While dealing with a suitor of their own and faced with the prospect of a lengthy court battle with the competition watchdog, the board of in-vitro fertilisation group Virtus Health (ASX: VRT) has determined a takeover of Adora Fertility is too much of a distraction.
Within days of receiving an expression of interest for a potential buyout from BGH Capital worth around $607 million, the Virtus Health leadership has pulled out of plans to buy Adora Fertility and three day hospitals from Healius (ASX: HLS) for $45 million.
The acquisition would have added four fertility clinics and day hospitals in new regions for Virtus, one of the world's top five assisted reproductive services companies with 40 clinics in Australia, Ireland, Denmark, the UK and Singapore, as well as seven day hospitals here in Australia.
Virtus first announced the deal in August with expectations the transaction would be completed within the December quarter, but in September it was revealed the Australian Competition and Consumer Commission (ACCC) was going to conduct a public review.

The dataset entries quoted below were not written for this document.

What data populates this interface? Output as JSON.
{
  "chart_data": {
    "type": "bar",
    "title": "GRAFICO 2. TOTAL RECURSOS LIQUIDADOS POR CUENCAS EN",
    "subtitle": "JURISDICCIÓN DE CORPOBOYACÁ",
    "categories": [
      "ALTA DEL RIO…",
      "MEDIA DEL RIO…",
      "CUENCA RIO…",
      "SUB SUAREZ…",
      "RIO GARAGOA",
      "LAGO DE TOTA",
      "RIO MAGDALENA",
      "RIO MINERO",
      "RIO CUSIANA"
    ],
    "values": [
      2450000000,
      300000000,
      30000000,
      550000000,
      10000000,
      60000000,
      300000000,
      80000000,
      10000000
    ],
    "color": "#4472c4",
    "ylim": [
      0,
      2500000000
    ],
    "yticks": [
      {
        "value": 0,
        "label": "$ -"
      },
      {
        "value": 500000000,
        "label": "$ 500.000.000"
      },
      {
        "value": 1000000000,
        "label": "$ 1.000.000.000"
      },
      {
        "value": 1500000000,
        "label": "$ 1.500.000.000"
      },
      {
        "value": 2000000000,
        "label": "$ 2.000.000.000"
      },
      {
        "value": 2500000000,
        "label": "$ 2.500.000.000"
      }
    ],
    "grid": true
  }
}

This was followed by commencement of proceedings alleging that the acquisition of the Adora clinics in Brisbane and Melbourne would result in a substantial lessening of competition in breach of the Competition and Consumer Act 2010.
In October, the Federal Court agreed to the ACCC's request for an interlocutory injunction against the acquisition until concerns were resolved.

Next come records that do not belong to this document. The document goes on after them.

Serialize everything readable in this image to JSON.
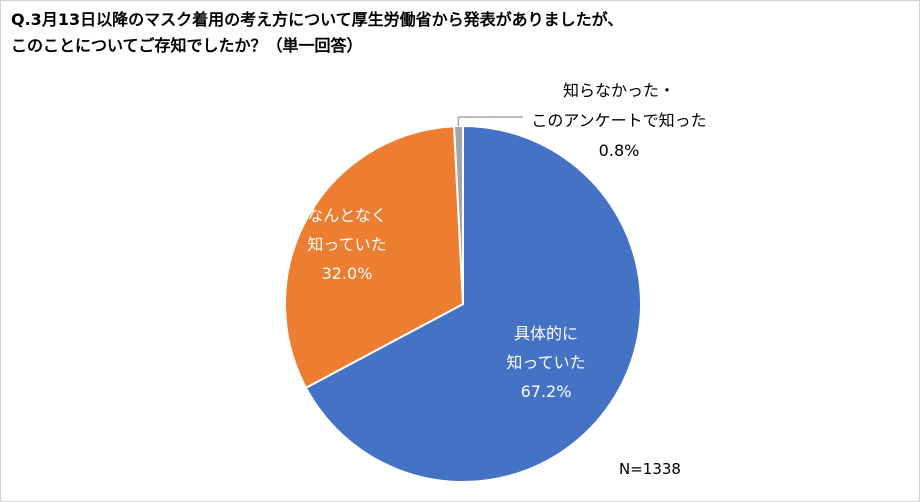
{
  "chart_data": {
    "type": "pie",
    "title_lines": [
      "Q.3月13日以降のマスク着用の考え方について厚生労働省から発表がありましたが、",
      "このことについてご存知でしたか？（単一回答）"
    ],
    "slices": [
      {
        "label_lines": [
          "具体的に",
          "知っていた"
        ],
        "value": 67.2,
        "value_label": "67.2%",
        "color": "#4472C4"
      },
      {
        "label_lines": [
          "なんとなく",
          "知っていた"
        ],
        "value": 32.0,
        "value_label": "32.0%",
        "color": "#ED7D31"
      },
      {
        "label_lines": [
          "知らなかった・",
          "このアンケートで知った"
        ],
        "value": 0.8,
        "value_label": "0.8%",
        "color": "#A5A5A5"
      }
    ],
    "sample_size": "N=1338"
  }
}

"The ACCC restrained the parties from completing the acquisition and the matter was fixed for a two-week hearing in March 2022 before the Federal Court of Australia," Virtus noted today.
"Over the past three months, Virtus has worked continuously, co-operatively and extensively to address the ACCC’s prima facie concerns regarding the ownership of the two Adora clinics of concern.

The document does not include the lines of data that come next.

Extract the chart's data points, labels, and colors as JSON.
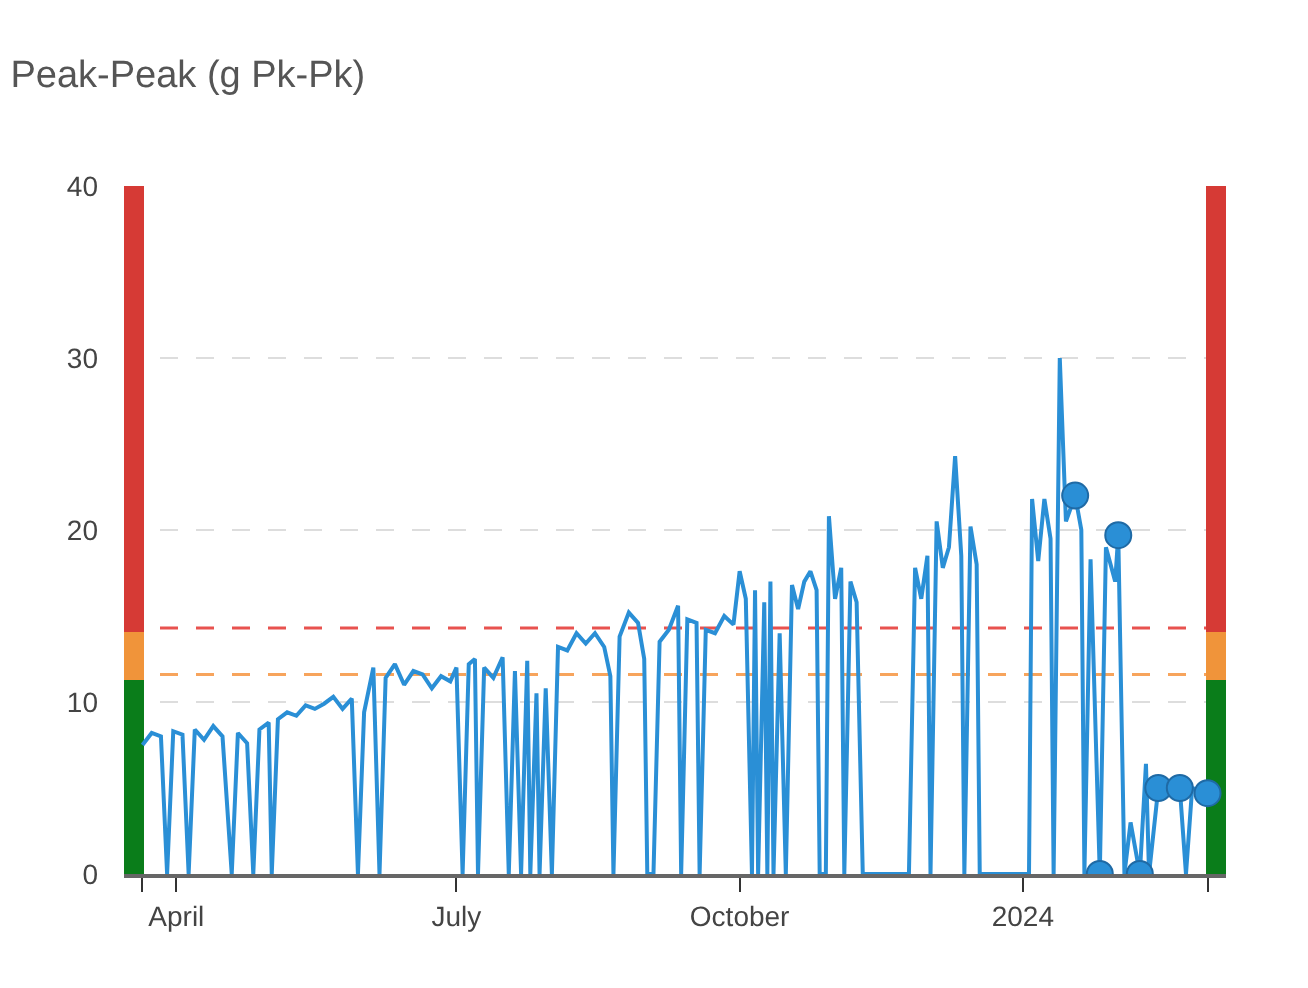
{
  "chart_data": {
    "type": "line",
    "title": "Peak-Peak (g Pk-Pk)",
    "xlim": [
      "2023-03-15",
      "2024-03-07"
    ],
    "xticks": [
      {
        "value": "2023-03-21",
        "label": null
      },
      {
        "value": "2023-04-01",
        "label": "April"
      },
      {
        "value": "2023-07-01",
        "label": "July"
      },
      {
        "value": "2023-10-01",
        "label": "October"
      },
      {
        "value": "2024-01-01",
        "label": "2024"
      },
      {
        "value": "2024-03-01",
        "label": null
      }
    ],
    "ylim": [
      0,
      40
    ],
    "yticks": [
      0,
      10,
      20,
      30,
      40
    ],
    "grid": "y",
    "series": [
      {
        "color": "#2a8fd6",
        "marker": "none",
        "line_style": "solid",
        "x": [
          "2023-03-21",
          "2023-03-24",
          "2023-03-27",
          "2023-03-29",
          "2023-03-31",
          "2023-04-03",
          "2023-04-05",
          "2023-04-07",
          "2023-04-10",
          "2023-04-13",
          "2023-04-16",
          "2023-04-19",
          "2023-04-21",
          "2023-04-24",
          "2023-04-26",
          "2023-04-28",
          "2023-05-01",
          "2023-05-02",
          "2023-05-04",
          "2023-05-07",
          "2023-05-10",
          "2023-05-13",
          "2023-05-16",
          "2023-05-19",
          "2023-05-22",
          "2023-05-25",
          "2023-05-28",
          "2023-05-30",
          "2023-06-01",
          "2023-06-04",
          "2023-06-06",
          "2023-06-08",
          "2023-06-11",
          "2023-06-14",
          "2023-06-17",
          "2023-06-20",
          "2023-06-23",
          "2023-06-26",
          "2023-06-29",
          "2023-07-01",
          "2023-07-03",
          "2023-07-05",
          "2023-07-07",
          "2023-07-08",
          "2023-07-10",
          "2023-07-13",
          "2023-07-16",
          "2023-07-18",
          "2023-07-20",
          "2023-07-22",
          "2023-07-24",
          "2023-07-25",
          "2023-07-27",
          "2023-07-28",
          "2023-07-30",
          "2023-08-01",
          "2023-08-03",
          "2023-08-06",
          "2023-08-09",
          "2023-08-12",
          "2023-08-15",
          "2023-08-18",
          "2023-08-20",
          "2023-08-21",
          "2023-08-23",
          "2023-08-26",
          "2023-08-29",
          "2023-08-31",
          "2023-09-01",
          "2023-09-03",
          "2023-09-05",
          "2023-09-08",
          "2023-09-11",
          "2023-09-12",
          "2023-09-14",
          "2023-09-17",
          "2023-09-18",
          "2023-09-20",
          "2023-09-23",
          "2023-09-26",
          "2023-09-29",
          "2023-10-01",
          "2023-10-03",
          "2023-10-05",
          "2023-10-06",
          "2023-10-07",
          "2023-10-09",
          "2023-10-10",
          "2023-10-11",
          "2023-10-12",
          "2023-10-14",
          "2023-10-16",
          "2023-10-18",
          "2023-10-20",
          "2023-10-22",
          "2023-10-24",
          "2023-10-26",
          "2023-10-27",
          "2023-10-29",
          "2023-10-30",
          "2023-11-01",
          "2023-11-03",
          "2023-11-04",
          "2023-11-06",
          "2023-11-08",
          "2023-11-10",
          "2023-11-12",
          "2023-11-25",
          "2023-11-27",
          "2023-11-29",
          "2023-12-01",
          "2023-12-02",
          "2023-12-04",
          "2023-12-06",
          "2023-12-08",
          "2023-12-10",
          "2023-12-12",
          "2023-12-13",
          "2023-12-15",
          "2023-12-17",
          "2023-12-18",
          "2024-01-03",
          "2024-01-04",
          "2024-01-06",
          "2024-01-08",
          "2024-01-10",
          "2024-01-11",
          "2024-01-13",
          "2024-01-15",
          "2024-01-18",
          "2024-01-20",
          "2024-01-21",
          "2024-01-23",
          "2024-01-26",
          "2024-01-28",
          "2024-01-31",
          "2024-02-01",
          "2024-02-03",
          "2024-02-05",
          "2024-02-08",
          "2024-02-10",
          "2024-02-11",
          "2024-02-14",
          "2024-02-18",
          "2024-02-21",
          "2024-02-23",
          "2024-02-25",
          "2024-03-01"
        ],
        "values": [
          7.5,
          8.2,
          8.0,
          0,
          8.3,
          8.1,
          0,
          8.4,
          7.8,
          8.6,
          8.0,
          0,
          8.2,
          7.6,
          0,
          8.4,
          8.8,
          0,
          9.0,
          9.4,
          9.2,
          9.8,
          9.6,
          9.9,
          10.3,
          9.6,
          10.2,
          0,
          9.4,
          12.0,
          0,
          11.4,
          12.2,
          11.0,
          11.8,
          11.6,
          10.8,
          11.5,
          11.2,
          12.0,
          0,
          12.2,
          12.5,
          0,
          12.0,
          11.4,
          12.6,
          0,
          11.8,
          0,
          12.4,
          0,
          10.5,
          0,
          10.8,
          0,
          13.2,
          13.0,
          14.0,
          13.4,
          14.0,
          13.2,
          11.5,
          0,
          13.8,
          15.2,
          14.6,
          12.5,
          0,
          0,
          13.5,
          14.2,
          15.6,
          0,
          14.8,
          14.6,
          0,
          14.2,
          14.0,
          15.0,
          14.5,
          17.6,
          16.0,
          0,
          16.5,
          0,
          15.8,
          0,
          17.0,
          0,
          14.0,
          0,
          16.8,
          15.4,
          17.0,
          17.6,
          16.5,
          0,
          0,
          20.8,
          16.0,
          17.8,
          0,
          17.0,
          15.8,
          0,
          0,
          0,
          17.8,
          16.0,
          18.5,
          0,
          20.5,
          17.8,
          19.0,
          24.3,
          18.5,
          0,
          20.2,
          18.0,
          0,
          0,
          21.8,
          18.2,
          21.8,
          19.5,
          0,
          30.0,
          20.5,
          22.0,
          20.0,
          0,
          18.3,
          0,
          19.0,
          17.0,
          19.7,
          0,
          3.0,
          0,
          6.4,
          0,
          5.0,
          5.2,
          5.0,
          0,
          5.0,
          4.7
        ]
      },
      {
        "type": "scatter",
        "color": "#2a8fd6",
        "marker": "circle",
        "x": [
          "2024-01-18",
          "2024-01-26",
          "2024-02-01",
          "2024-02-08",
          "2024-02-14",
          "2024-02-21",
          "2024-03-01"
        ],
        "values": [
          22.0,
          0,
          19.7,
          0,
          5.0,
          5.0,
          4.7
        ]
      },
      {
        "type": "bar",
        "color": "#0a7d1a",
        "x": [
          "2023-03-18",
          "2024-03-04"
        ],
        "values": [
          11.3,
          11.3
        ]
      },
      {
        "type": "bar",
        "color": "#f0943a",
        "x": [
          "2023-03-18",
          "2024-03-04"
        ],
        "values": [
          2.8,
          2.8
        ]
      },
      {
        "type": "bar",
        "color": "#d63a35",
        "x": [
          "2023-03-18",
          "2024-03-04"
        ],
        "values": [
          25.9,
          25.9
        ]
      }
    ],
    "ref_lines": [
      {
        "axis": "y",
        "value": 14.3,
        "color": "#e8524f",
        "line_style": "dashed"
      },
      {
        "axis": "y",
        "value": 11.6,
        "color": "#f7a45c",
        "line_style": "dashed"
      }
    ],
    "stacked": true
  }
}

"However, to date the ACCC has not reached a decision to provide clearance for the acquisition despite the submission of extensive materials to support the rationale for Virtus’ view that the two clinics, supporting the practices of four fertility specialists, would not result in a substantial lessening of competition."
Today the Sydney-headquartered company revealed it had issued a notice of termination under the share sale agreement with Healius, and under that agreement Virtus does not have an exposure to cost recovery or to damages as a result of the decision to terminate.
"With the continued uncertainty of the outcome of the hearing for shareholders, including the opportunity cost of the management team being distracted from value creating opportunities currently under consideration, as well as the necessity to incur substantial legal costs if the matter proceeds to hearing, Virtus has decided not to proceed with the acquisition," the company reported.
"Virtus is disappointed in this outcome and understands that the decision not to acquire the Adora Services will also be disappointing for various stakeholders.
"In pursuing its long-term strategic initiatives, Virtus continues to focus on improving IVF success rates for patients through innovation and research, and improving clinician and patient engagement, while sustainably and materially reducing operating costs in the medium term."
At 11:38am AEDT VRT shares were down 1.04 per cent at $6.63 each, while Healius shares were down 1.14 per cent at $5.22 each. However, this morning Healius revealed a much larger potential transaction of its own with plans to acquire Agilex Biolabs - one of Australia’s leading bioanalytical laboratories - for $301.3 million to be funded by debt from existing lenders.